To enrich your family history narratives, consider incorporating the following writing techniques:

  1. Descriptive Writing: Descriptive writing adds depth and sensory experience to your stories. Instead of relying solely on factual accounts, transport your readers by vividly describing the settings, people, and events. Engage their senses by incorporating strong verbs, adjectives, and adverbs to bring the story to life. Consider the sights, sounds, smells, and emotions your ancestors would have experienced, allowing readers to fully immerse themselves in the narrative.

  2. Storytelling Ingredients: Transforming facts into engaging stories involves using storytelling ingredients. By employing narrative techniques, you can convert generic accounts into immersive experiences. Instead of stating that your ancestors "walked up the gangway," make judgments and craft a more engaging description. Carol provides clear examples of what to do instead in the video.
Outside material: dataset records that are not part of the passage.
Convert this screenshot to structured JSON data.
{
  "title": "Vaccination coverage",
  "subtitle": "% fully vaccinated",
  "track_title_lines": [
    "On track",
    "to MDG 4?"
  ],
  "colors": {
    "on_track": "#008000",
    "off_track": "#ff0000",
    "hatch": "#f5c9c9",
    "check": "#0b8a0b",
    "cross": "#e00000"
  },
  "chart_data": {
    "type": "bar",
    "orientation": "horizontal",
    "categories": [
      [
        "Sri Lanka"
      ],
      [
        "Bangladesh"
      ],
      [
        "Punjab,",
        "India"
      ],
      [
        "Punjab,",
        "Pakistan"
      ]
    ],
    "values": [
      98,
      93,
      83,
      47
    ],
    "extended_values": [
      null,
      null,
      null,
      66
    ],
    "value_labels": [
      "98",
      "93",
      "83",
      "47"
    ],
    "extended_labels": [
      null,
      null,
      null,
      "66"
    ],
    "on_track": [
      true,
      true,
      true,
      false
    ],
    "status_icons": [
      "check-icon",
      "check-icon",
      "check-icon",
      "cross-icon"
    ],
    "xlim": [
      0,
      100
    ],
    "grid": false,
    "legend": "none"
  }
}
  3. Word Choice: Choose your words thoughtfully to maintain reader engagement. Avoid non-words and throwaway phrases that hinder the narrative's impact. Develop a word bank to expand your vocabulary and find alternative terms for commonly used verbs like walk, said, moved, etc.

Start Writing Relatable Family Histories Now

Writing a family history is a unique opportunity to preserve and share your ancestors' stories. By incorporating fiction techniques, embracing your expertise, and enhancing your writing style, you can captivate readers and create narratives that connect them to the past.

Remember, as the author, your role is not only to inform but to engage, inspire, and bring the past to life. So, pick up your pen, immerse yourself in the research, and let your ancestors' stories unfold in the captivating pages of your family history narrative.